Doch nicht nur auf den Ausgleich kommt es dabei an, sondern auch auf den Umsatz. Der kleine Umsatz von geben und nehmen bringt kleinen Gewinn. Der große Umsatz macht reich. Er wird begleitete von Gefühlen der Fülle und des Glücks. Dieses Glück fällt uns nicht in den Schoss. Es wird gemacht. Bei solch großem Umsatz haben wir ein Gefühl von Leichtigkeit und Freiheit und von Gerechtigkeit und Frieden. Von den vielen Möglichkeiten, Unschuld zu erfahren, ist sie wohl die Befreienste. Diese Unschuld ist zufrieden.
In machen Beziehung aber ist diese Entlastung nicht möglich, weil zwischen dem Geber und Nehmer ein großes Gefälle herrscht, wie z.B. zwischen Eltern und Kinder oder zwischen Lehrern und Schüler. Denn Eltern und Lehrer sind in erster Linie Gebende und Kinder und Schüler sind Nehmende. Zwar bekommen auch die Eltern etwas von ihren Kindern und die Lehrer etwas von ihren Schülern zurück, aber das Ungleichgewicht wird dadurch nicht aufgehoben, es wird nur gemildert. Doch die Eltern waren selbst einmal Kinder und die Lehrer waren selbst einmal Schüler. Sie erreichen den Ausgleich, indem sie an die nächste Generation weiter geben, was sie von der früheren empfangen haben, und ihre Kinder oder Schüler dürfen ein Gleiches tun.

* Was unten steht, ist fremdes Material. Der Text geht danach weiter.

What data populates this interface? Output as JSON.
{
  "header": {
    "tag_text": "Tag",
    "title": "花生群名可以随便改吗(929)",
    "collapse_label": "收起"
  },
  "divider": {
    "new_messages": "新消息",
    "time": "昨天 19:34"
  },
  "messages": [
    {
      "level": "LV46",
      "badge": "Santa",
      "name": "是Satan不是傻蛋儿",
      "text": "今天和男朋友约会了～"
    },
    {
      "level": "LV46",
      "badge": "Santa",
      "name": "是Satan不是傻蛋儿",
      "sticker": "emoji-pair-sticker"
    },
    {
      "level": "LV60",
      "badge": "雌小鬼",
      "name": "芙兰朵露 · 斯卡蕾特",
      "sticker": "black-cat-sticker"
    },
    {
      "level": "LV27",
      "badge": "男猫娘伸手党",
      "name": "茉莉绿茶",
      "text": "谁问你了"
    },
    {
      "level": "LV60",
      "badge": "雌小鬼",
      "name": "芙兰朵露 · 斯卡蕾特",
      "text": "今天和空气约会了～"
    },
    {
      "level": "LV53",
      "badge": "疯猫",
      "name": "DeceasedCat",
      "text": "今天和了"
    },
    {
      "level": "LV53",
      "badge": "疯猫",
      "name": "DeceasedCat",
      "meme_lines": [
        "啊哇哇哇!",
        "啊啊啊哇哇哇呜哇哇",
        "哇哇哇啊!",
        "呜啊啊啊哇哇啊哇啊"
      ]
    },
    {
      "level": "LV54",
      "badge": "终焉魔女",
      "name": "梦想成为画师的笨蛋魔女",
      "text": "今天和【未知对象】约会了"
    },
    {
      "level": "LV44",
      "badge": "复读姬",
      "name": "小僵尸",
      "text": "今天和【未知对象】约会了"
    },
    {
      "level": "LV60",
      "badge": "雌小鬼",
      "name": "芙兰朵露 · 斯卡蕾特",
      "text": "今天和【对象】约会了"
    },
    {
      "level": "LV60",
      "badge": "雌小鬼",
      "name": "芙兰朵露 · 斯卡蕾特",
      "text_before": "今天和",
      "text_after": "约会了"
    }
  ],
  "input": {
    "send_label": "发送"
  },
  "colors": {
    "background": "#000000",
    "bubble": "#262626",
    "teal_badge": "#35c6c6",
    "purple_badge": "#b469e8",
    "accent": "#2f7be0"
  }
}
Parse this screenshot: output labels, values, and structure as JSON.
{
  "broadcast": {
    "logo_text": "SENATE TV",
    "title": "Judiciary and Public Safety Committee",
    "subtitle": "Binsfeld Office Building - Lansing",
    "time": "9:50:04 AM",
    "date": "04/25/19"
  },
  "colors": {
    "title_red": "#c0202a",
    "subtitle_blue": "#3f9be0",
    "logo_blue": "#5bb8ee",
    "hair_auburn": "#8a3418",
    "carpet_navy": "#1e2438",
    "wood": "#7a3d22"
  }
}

Börries Freiherr von Münchhausen bringt das in einem Gedicht wunderschön zum Ausdruck:

Der goldene Ball

Was auch an Liebe mir vom Vater ward,
ich hab’s ihm nicht vergolten, denn ich habe
als Kind noch nicht gekannt den Wert der Gabe
und ward als Mann dem Manne gleich und hart.

Nun wächst ein Sohn mir auf, so heiß geliebt
wie keiner, dran ein Vaterherz gehangen,
und ich vergelte, was ich einst empfangen,
an dem, der mir’s nicht gab – noch wiedergibt.

Denn wenn er Mann ist und wie Männer denkt,
wird er, wie ich, die eignen Wege gehen,
sehnsüchtig werde ich, doch neidlos sehen,
wenn er, was mir gebührt, dem Enkel schenkt.

Weithin im Saal der Zeiten sieht mein Blick
dem Spiel des Lebens zu, gefasst und heiter,
den goldnen Ball wirft jeder lächelnd weiter,
und keiner gab den goldnen Ball zurück!